Although I shall not spell out the argument here, I think that there is an implicit contradiction in holding that we depend on God, who timelessly knows all our acts, past or future as they may be for us now, and yet our present reality does not necessitate our future acts. I here agree with Jules Lequier’s careful analysis of this problem. The classical doctrine is that God knows our acts not before they occur but timelessly. But what is true timelessly cannot be untrue at any time. If what I do tomorrow is not wholly definite now, still less is it definite eternally. Aquinas makes it as clear as possible that he is indeed "spatializing time" and thus, from the process point of view, falsifying it. In eternity there are only symmetrical dependencies. Only through becoming as creation of new presents, i.e., new items in a partly new total past which is adequately preserved for all the future, in God, can there be the mixture of contingency and conditional necessity (necessary conditions but no fully necessary consequences) which is reality.
As W. P. Montague saw so clearly (with no doubt some help from Peirce and Bergson), becoming as sheer growth, increase without loss, is the concrete reality and the secret of both being and becoming.

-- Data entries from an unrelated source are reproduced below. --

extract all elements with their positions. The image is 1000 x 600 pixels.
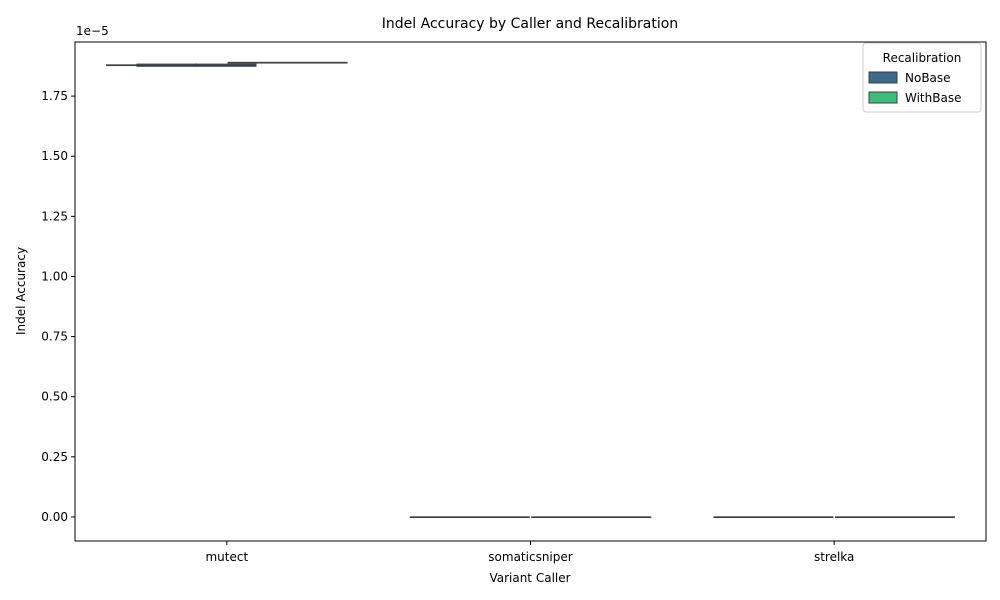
- y-tick-label: 1.50: [41, 149, 68, 163]
- box-withbase-strelka: [834, 516, 955, 519]
- box-nobase-somaticsniper: [409, 516, 530, 519]
- box-nobase-strelka: [713, 516, 834, 519]
- x-tick-label: somaticsniper: [488, 550, 572, 564]
- plot-frame: [74, 41, 987, 542]
- legend: Recalibration NoBase WithBase: [862, 42, 982, 113]
- y-tick-label: 1.75: [41, 89, 68, 103]
- boxes-layer: [106, 61, 955, 519]
- y-tick-label: 0.25: [41, 450, 68, 464]
- x-tick-label: strelka: [814, 550, 854, 564]
- y-tick-label: 0.00: [41, 510, 68, 524]
- legend-title: Recalibration: [883, 51, 962, 65]
- y-offset-label: 1e−5: [76, 24, 109, 38]
- y-tick-label: 0.50: [41, 390, 68, 404]
- box-nobase-mutect: [136, 63, 257, 67]
- legend-label-nobase: NoBase: [905, 71, 951, 85]
- y-tick-label: 0.75: [41, 330, 68, 344]
- x-axis: mutect somaticsniper strelka: [205, 541, 854, 564]
- y-tick-label: 1.25: [41, 209, 68, 223]
- x-tick-label: mutect: [205, 550, 248, 564]
- box-withbase-mutect: [227, 61, 348, 64]
- chart-title: Indel Accuracy by Caller and Recalibrati…: [382, 16, 678, 32]
- legend-swatch-nobase: [868, 71, 898, 84]
- box-withbase-somaticsniper: [531, 516, 652, 519]
- y-axis: 0.00 0.25 0.50 0.75 1.00 1.25 1.50 1.75: [41, 89, 75, 524]
- y-tick-label: 1.00: [41, 269, 68, 283]
- legend-swatch-withbase: [868, 91, 898, 104]
- x-axis-label: Variant Caller: [489, 571, 570, 585]
- y-axis-label: Indel Accuracy: [14, 247, 28, 335]
- legend-label-withbase: WithBase: [905, 91, 961, 105]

One last question. Can God do what God wills to do? Of course, but what does God will to do? Alston (departing from Aquinas who, and not alone in my opinion, is terribly equivocal on this issue) says that God wills that creatures shall have freedom, so that their decisions are made possible, but not fully determined, by God. I agree but add: God had no alternative to willing that there be some free creatures, first because (pace Alston) the idea of not creating at all could occur (if I may say so) only to a confused creature, second because, as Peirce, Bergson, and Whitehead have seen, by a "creature" we can consistently mean only a lesser form of the freedom or creativity which in eminent form is deity. Divine freedom is correlative to nondivine freedom in some form; both as such are necessarily and eternally existent, that is, with some instances or other. An actually creating, loving creator is the only unqualified necessity; all else more specific or particular than this abstract essence is contingent, the play of divine-creaturely freedom.
My warm thanks to Alston for his interesting and challenging essay.